Les « Contes du Yamato », c’est-à-dire de la province qui fut pour ainsi dire le cœur même du Japon et dont le nom s’étendit ensuite à tout l’empire, peuvent avoir reçu ce titre, soit dans un sens local comme les « Contes d’Icé », soit plutôt dans le sens général de « Contes du Japon », par opposition aux histoires indochinoises qui remplissaient tant d’autres ouvrages. Ils ne sont d’ailleurs qu’une imitation des « Contes d’Icé » ; mais ils s’en distinguent, quant à la forme, par un style à la fois plus moderne et plus confus, et quant au fond, par le fait qu’ils ne se trouvent pas groupés autour d’un même personnage, mais qu’ils constituent autant de récits distincts. Voici l’un des plus populaires[1].

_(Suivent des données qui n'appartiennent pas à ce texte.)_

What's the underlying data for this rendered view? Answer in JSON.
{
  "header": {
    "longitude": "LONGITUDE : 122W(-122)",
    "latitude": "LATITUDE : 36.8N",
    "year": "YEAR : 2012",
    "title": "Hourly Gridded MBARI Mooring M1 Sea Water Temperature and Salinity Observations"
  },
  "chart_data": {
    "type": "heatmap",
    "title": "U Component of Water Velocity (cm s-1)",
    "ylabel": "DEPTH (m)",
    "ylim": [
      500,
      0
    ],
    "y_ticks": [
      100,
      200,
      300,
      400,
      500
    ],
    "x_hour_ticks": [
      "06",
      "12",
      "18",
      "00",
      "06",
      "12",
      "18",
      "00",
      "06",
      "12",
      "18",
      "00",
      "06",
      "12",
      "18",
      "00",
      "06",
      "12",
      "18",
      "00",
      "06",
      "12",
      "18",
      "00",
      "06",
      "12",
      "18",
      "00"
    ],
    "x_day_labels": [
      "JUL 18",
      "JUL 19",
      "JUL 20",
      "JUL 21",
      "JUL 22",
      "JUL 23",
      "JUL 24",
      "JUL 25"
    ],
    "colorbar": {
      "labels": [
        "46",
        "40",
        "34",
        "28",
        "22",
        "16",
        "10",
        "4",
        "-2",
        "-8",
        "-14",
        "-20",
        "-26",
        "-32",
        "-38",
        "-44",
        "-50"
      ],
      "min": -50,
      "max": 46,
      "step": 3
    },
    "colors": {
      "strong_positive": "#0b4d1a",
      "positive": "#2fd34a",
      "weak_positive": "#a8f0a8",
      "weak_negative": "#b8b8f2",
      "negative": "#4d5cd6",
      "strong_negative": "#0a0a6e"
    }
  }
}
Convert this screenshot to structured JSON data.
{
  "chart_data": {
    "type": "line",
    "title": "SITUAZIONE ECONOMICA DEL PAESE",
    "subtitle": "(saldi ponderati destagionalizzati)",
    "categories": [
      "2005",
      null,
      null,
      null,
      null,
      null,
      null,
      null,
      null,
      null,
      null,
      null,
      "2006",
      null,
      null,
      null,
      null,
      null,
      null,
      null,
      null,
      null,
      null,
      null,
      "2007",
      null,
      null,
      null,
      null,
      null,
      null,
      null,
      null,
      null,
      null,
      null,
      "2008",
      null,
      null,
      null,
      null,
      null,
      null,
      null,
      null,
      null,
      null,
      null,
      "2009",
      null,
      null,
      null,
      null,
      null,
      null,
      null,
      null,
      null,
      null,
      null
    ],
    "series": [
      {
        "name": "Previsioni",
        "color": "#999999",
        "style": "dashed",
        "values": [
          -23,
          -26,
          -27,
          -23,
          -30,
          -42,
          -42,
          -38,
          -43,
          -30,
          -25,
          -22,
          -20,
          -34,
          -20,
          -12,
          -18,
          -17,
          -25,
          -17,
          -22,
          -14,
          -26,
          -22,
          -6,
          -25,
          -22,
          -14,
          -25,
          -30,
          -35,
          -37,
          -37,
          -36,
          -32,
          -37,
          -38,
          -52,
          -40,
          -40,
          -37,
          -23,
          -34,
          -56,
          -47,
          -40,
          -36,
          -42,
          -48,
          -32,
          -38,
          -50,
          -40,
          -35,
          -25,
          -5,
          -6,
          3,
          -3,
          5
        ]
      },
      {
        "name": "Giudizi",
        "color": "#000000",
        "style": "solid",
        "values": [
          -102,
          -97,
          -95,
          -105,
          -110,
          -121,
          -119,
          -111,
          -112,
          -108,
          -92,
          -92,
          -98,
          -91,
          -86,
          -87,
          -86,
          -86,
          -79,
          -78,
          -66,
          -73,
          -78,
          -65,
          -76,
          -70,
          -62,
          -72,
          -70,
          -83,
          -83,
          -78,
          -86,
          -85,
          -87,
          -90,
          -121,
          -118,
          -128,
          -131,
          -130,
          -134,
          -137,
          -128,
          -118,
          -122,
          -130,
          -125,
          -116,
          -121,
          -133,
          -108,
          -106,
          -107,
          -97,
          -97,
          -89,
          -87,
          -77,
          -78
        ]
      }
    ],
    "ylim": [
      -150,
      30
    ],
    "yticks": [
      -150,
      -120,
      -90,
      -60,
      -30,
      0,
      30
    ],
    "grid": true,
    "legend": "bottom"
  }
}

le tombeau de la jeune fille d’ounaï[2]

Il était autrefois une jeune fille qui demeurait dans le pays de Tsou. Cette jeune fille était recherchée par deux jeunes gens. L’un, habitant du même pays, s’appelait Oubara ; l’autre, habitant du pays d’Izoumi, s’appelait Tchinou. Ces deux hommes étaient pareils comme âge, comme figure, comme extérieur et comme manières. Elle pensait bien à agréer celui qui aurait eu le plus d’amour ; mais leur amour aussi était semblable. Quand la nuit tombait, ils venaient tous deux ; quand ils lui faisaient des cadeaux, ces cadeaux étaient de même nature. On n’eût pu dire que l’un d’eux surpassait l’autre ; et la jeune fille était dans une grande détresse de cœur. Si l’ardeur de ces jeunes gens n’avait pas été intense, la jeune fille n’aurait accepté les vœux ni de l’un, ni de l’autre ; mais comme, après des jours et des mois, l’un et l’autre venaient toujours devant sa porte, et qu’ils manifestaient leur amour de toutes façons, elle ne savait que devenir. Bien qu’elle ne voulût pas accepter leurs présents, ils en

  1. Le récit qui va suivre n’est, en effet, que le développement en prose d’un très vieux thème déjà illustré par trois poèmes du Manyoshou (les deux premiers au vol. IX, part. 2, le dernier au vol. XIX, part. 2).
  2. Nom d’un district de la province de Settsou, dont Ohçaka est la ville principale. Dans ce district était le village d’Ashinoya, où aurait vécu l’héroïne de la légende.